In fact, a dramatic rise in tobacco exclusion screens is partly responsible for the growth in screened portfolios, according to SIF. Recent concerns about the impact of smoking on public health, marketing cigarettes to children, and evidence about health risks withheld by the tobacco industry have driven this divestment trend.

SIF also attributes much of the success of screened portfolios to their recent performance. The Domini 400 Social Index (DSI) and the Citizens Index, indexes designed to characterize the performance of socially screened securities from a broad range of industries, have both outperformed the S&P 500 on a total return basis since their inception (1990 and 1995, respectively). A recent report from Morningstar found that socially screened mutual funds are twice as likely as all mutual funds to get top five-star, as of June 30, 1999.

SIF also found that social investing has grown as a retirement plan alternative. A recent survey by Calvert Group, for instance, showed that 35 percent of mutual fund investors with defined contribution retirement plans at work said that their employer offers a socially screened investment option, more than double the 16 percent found in 1996.

Shareholder advocacy, or claiming rights of company ownership by sponsoring and voting on shareholder resolutions, is an increasingly productive venue for social investors, according to SIF. Between 1997 and 1999, the amount of money controlled by investors who are involved in shareholder advocacy rose from $736 billion to $922 billion, an increase of 25 percent.

While this figure for shareholder activism is remarkable, and makes up nearly half the $2 trillion total quoted by SIF, only a fraction of that $922 billion is actually wielded in the form of resolutions and proxy votes. Still, an impressive 120 institutions and mutual fund families have used the power of their ownership positions in publicly held companies to sponsor resolutions or vote their proxies on corporate social responsibility issues.

SIF found that the fastest growing component of socially responsible investing is the growth of portfolios that employ both screening and shareholder advocacy to encourage corporate responsibility. Assets in portfolios utilizing both strategies grew 215 percent, from $84 billion in 1997 to $265 billion in 1999.

Community investing, the investment of critically important capital in community development banks, credit unions, loan funds, and venture capital funds, grew by 35 percent, according to SIF. Assets held and invested by these community development financial institutions (CDFIs), focusing on local urban and rural development, affordable housing, and small business lending, totaled $5.4 billion, up from $4 billion in 1997.

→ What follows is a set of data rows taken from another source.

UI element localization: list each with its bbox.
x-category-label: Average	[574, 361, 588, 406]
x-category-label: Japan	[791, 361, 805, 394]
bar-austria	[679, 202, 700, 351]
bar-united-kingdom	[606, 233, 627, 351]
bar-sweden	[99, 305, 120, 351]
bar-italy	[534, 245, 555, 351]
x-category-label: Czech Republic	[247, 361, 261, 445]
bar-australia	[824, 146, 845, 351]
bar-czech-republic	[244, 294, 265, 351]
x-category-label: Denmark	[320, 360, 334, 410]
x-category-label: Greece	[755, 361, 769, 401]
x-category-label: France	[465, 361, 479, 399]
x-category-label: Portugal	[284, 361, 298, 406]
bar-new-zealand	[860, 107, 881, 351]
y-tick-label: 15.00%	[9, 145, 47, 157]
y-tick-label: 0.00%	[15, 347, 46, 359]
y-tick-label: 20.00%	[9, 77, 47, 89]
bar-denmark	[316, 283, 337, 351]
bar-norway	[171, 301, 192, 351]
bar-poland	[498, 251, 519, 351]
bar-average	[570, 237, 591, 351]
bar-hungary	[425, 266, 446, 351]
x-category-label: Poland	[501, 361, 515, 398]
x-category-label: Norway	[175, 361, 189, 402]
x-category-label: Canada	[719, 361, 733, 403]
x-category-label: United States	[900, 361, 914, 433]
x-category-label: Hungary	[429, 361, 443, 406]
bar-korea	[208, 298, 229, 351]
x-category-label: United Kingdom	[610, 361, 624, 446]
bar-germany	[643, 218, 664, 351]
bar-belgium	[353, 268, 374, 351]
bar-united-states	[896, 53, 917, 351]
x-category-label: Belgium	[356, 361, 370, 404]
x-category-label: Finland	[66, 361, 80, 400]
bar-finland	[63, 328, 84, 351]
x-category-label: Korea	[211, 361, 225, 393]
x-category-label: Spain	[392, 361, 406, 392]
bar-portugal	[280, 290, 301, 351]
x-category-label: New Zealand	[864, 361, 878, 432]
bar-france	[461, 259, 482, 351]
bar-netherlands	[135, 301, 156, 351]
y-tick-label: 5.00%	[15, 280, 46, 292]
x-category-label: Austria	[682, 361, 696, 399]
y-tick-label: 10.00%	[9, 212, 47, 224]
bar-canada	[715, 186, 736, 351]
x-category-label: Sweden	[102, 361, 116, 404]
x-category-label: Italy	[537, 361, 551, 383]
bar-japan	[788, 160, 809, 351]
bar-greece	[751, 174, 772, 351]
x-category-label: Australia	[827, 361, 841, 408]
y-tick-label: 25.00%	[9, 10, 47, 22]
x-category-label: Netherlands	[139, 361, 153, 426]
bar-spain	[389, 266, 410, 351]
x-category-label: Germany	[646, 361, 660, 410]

"The clear message from this data is that socially responsible investing is now firmly on a path of steady growth," said Schueth, "thanks to a growing acceptance of social investment as a viable and value-added approach to asset management."

Several recent trends, including strong performance, divestment from tobacco stocks, and increased social investment by retirement and pension plans, have contributed to the impressive growth of socially responsible investing in the past two years. Social investors can hope that this growth represents greater prospects for bringing corporate responsibility and accountability to the forefront.